Reprenons la jolie formule de Frédéric Bastiat, journaliste libéral français du xixe siècle : « Entre un mauvais et un bon économiste, voici toute la différence : l’un s’en tient à l’effet visible ; l’autre tient compte de l’effet qu’on voit et de ceux qu’il faut prévoir. » Mais s’il n’y a pas de confiance, les mises en garde des responsables politiques et des économistes quant aux effets secondaires d’une politique seront tout bonnement ignorées. Ceux qui en appellent à la modération budgétaire, par exemple, seront traités de Cassandre et tenus en suspicion – du moins jusqu’à une remontée telle des taux d’intérêt réels (corrigés de l’inflation) que le service d’une dette publique grossie faute de régime ne requière une politique d’austérité. Voir, c’est croire, mais il est, alors, trop tard.

Les marchés émergents et les pays en développement sont déjà passés par là, ce qui pourrait expliquer pourquoi certains d’entre eux se sont fait remarquer ces derniers temps comme défenseurs des politiques macroéconomiques libérales. La tentation de mener des politiques non orthodoxes et populistes demeure forte, cependant, surtout depuis la faveur dont elles jouissent dans les pays industrialisés et riches.

Ainsi l’Inde, malgré la terrible expérience du License Raj  (le Raj des barrières douanières et des autorisations administratives), a récemment commencé d’exiger  des autorisations pour l’importation d’ordinateurs – afin de soutenir sa production intérieure, mais aussi de réduire sa dépendance aux importations chinoises. Mais c’était sans compter sur les effets négatifs dont pâtissent les exportations de technologies de l’information (la plus grande source de recettes à l’exportation du pays) et plus généralement les entreprises indiennes. L’Argentine, avec sa passion du populisme, semble désormais délaisser les péronistes de gauche et adorer un libertarien de droite, qui promet différentes mesures pour venir à bout de l’inflation, notamment d’adopter le dollar  (encore !).

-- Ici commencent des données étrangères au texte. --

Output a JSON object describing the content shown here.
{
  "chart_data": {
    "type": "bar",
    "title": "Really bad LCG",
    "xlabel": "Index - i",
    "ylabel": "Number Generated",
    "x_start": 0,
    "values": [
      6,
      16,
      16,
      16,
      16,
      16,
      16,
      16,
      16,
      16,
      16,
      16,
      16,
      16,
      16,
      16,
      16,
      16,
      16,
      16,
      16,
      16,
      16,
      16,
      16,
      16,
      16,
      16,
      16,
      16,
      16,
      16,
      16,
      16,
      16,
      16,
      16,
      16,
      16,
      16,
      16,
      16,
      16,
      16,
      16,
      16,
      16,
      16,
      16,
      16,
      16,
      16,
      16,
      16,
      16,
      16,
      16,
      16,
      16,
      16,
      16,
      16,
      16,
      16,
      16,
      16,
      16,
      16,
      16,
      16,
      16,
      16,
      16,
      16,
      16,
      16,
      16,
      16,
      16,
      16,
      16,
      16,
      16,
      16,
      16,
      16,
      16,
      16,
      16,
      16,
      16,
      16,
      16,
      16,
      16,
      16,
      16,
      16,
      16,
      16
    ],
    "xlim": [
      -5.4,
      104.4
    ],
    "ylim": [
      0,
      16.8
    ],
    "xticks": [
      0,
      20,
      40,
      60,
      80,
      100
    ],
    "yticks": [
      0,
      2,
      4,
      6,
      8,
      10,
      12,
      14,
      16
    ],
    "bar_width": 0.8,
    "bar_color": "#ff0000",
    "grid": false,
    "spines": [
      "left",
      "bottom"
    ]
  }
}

Il est difficile aujourd’hui de ne pas se montrer pessimiste. Dans les pays industriels, le balancier, qui penchait excessivement vers l’orthodoxie libérale, est revenu à des politiques populistes, jusqu’à ce que leurs insuffisances se fassent à nouveau sentir. Le mieux que nous puissions espérer est que le mouvement ne nous emporte pas, comme cela semble devoir advenir en Argentine, d’un extrême à l’autre, et que nous aurons en chemin appris quelques leçons.

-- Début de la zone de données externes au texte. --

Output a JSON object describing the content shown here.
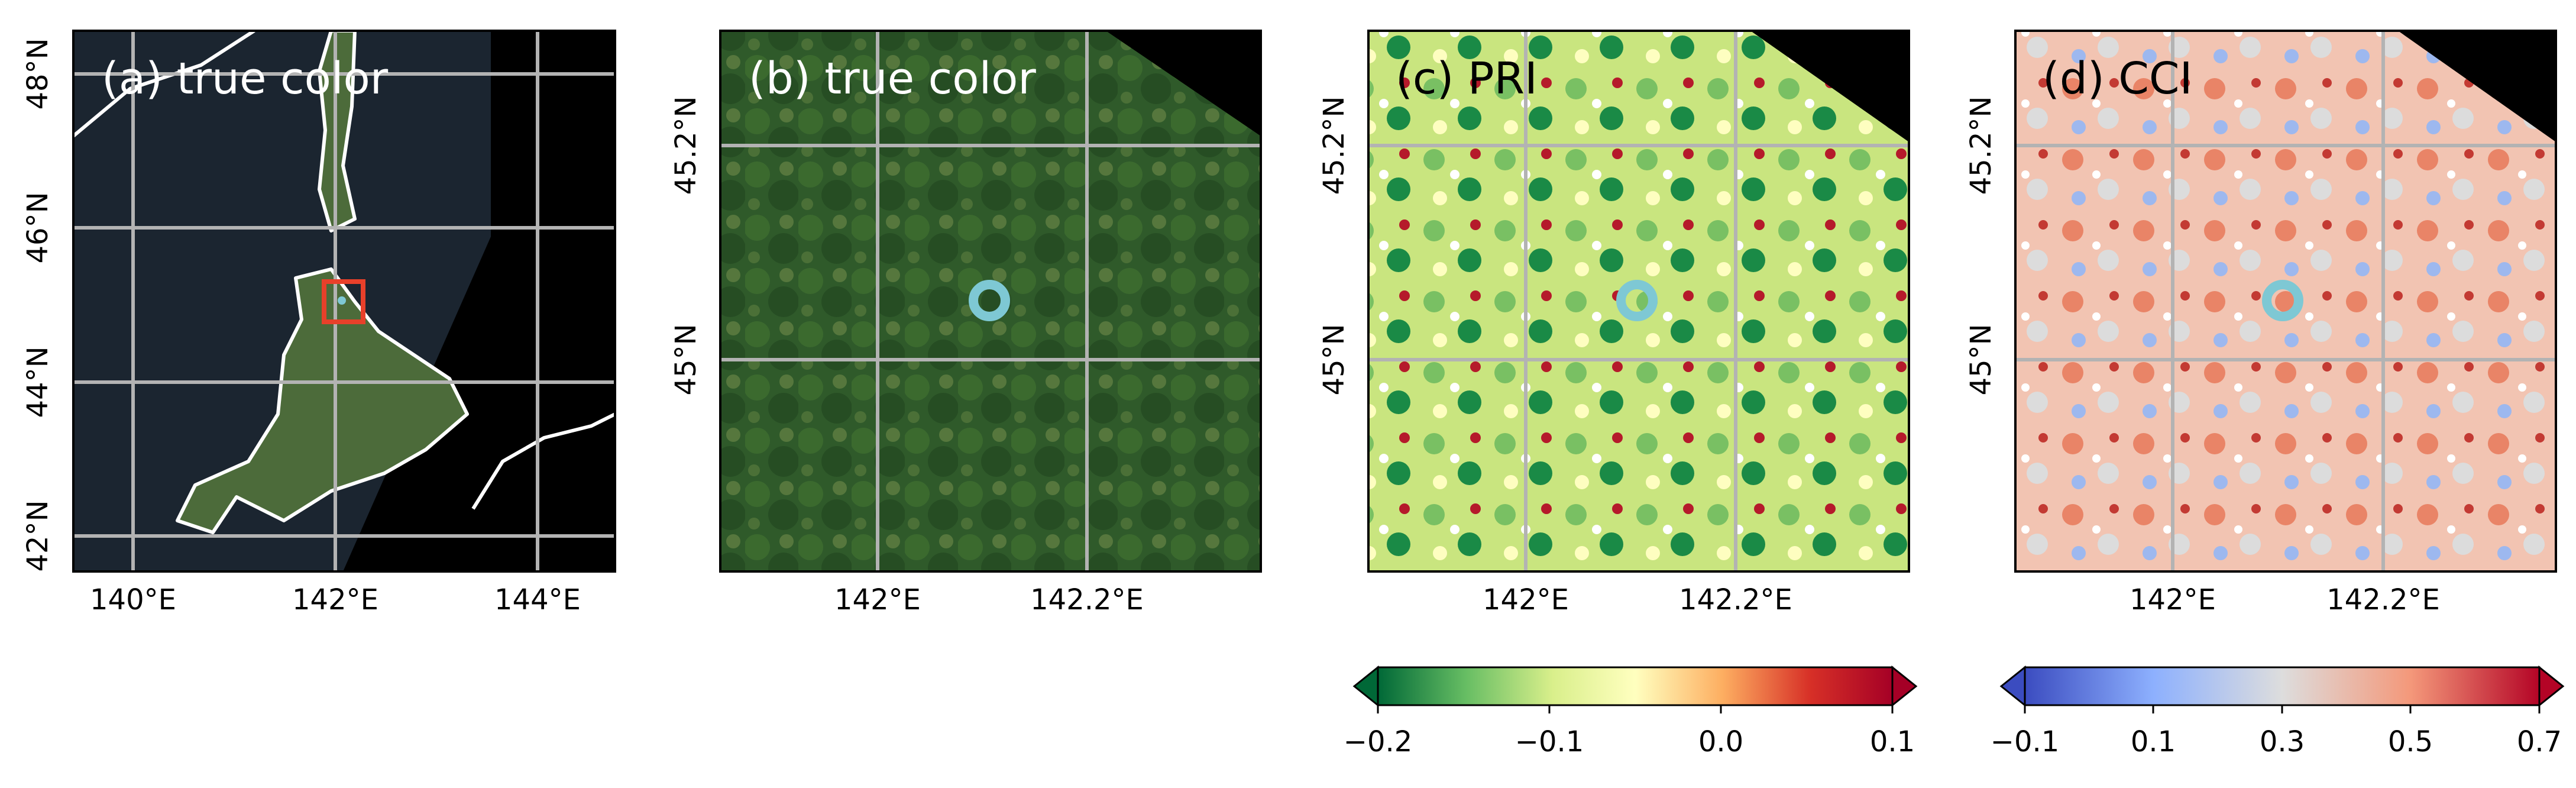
{
  "panels": [
    {
      "title": "(a) true color",
      "lon_ticks": [
        "140°E",
        "142°E",
        "144°E"
      ],
      "lat_ticks": [
        "42°N",
        "44°N",
        "46°N",
        "48°N"
      ]
    },
    {
      "title": "(b) true color",
      "lon_ticks": [
        "142°E",
        "142.2°E"
      ],
      "lat_ticks": [
        "45°N",
        "45.2°N"
      ]
    },
    {
      "title": "(c) PRI",
      "lon_ticks": [
        "142°E",
        "142.2°E"
      ],
      "lat_ticks": [
        "45°N",
        "45.2°N"
      ]
    },
    {
      "title": "(d) CCI",
      "lon_ticks": [
        "142°E",
        "142.2°E"
      ],
      "lat_ticks": [
        "45°N",
        "45.2°N"
      ]
    }
  ],
  "colorbars": [
    {
      "for": "(c) PRI",
      "ticks": [
        "−0.2",
        "−0.1",
        "0.0",
        "0.1"
      ],
      "range": [
        -0.2,
        0.1
      ],
      "colors": [
        "#006837",
        "#66bd63",
        "#d9ef8b",
        "#ffffbf",
        "#fdae61",
        "#d73027",
        "#a50026"
      ]
    },
    {
      "for": "(d) CCI",
      "ticks": [
        "−0.1",
        "0.1",
        "0.3",
        "0.5",
        "0.7"
      ],
      "range": [
        -0.1,
        0.7
      ],
      "colors": [
        "#3b4cc0",
        "#8db0fe",
        "#dddddd",
        "#f4987a",
        "#b40426"
      ]
    }
  ],
  "colors": {
    "study_area_box": "#e8402a",
    "site_marker": "#7ec8d4",
    "coastline": "#ffffff",
    "gridline": "#b3b3b3",
    "no_data": "#000000"
  }
}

Traduit de l’anglais par François Boisivon
Raghuram G. Rajan, ancien gouverneur de la banque centrale indienne, la Reserve Bank of India, est professeur d’économie financière à la Booth School of Business de l’université de Chicago et l’auteur, pour son ouvrage le plus récent, de The Third Pillar: How Markets and the State Leave the Community Behind  (Penguin, 2020, non traduit).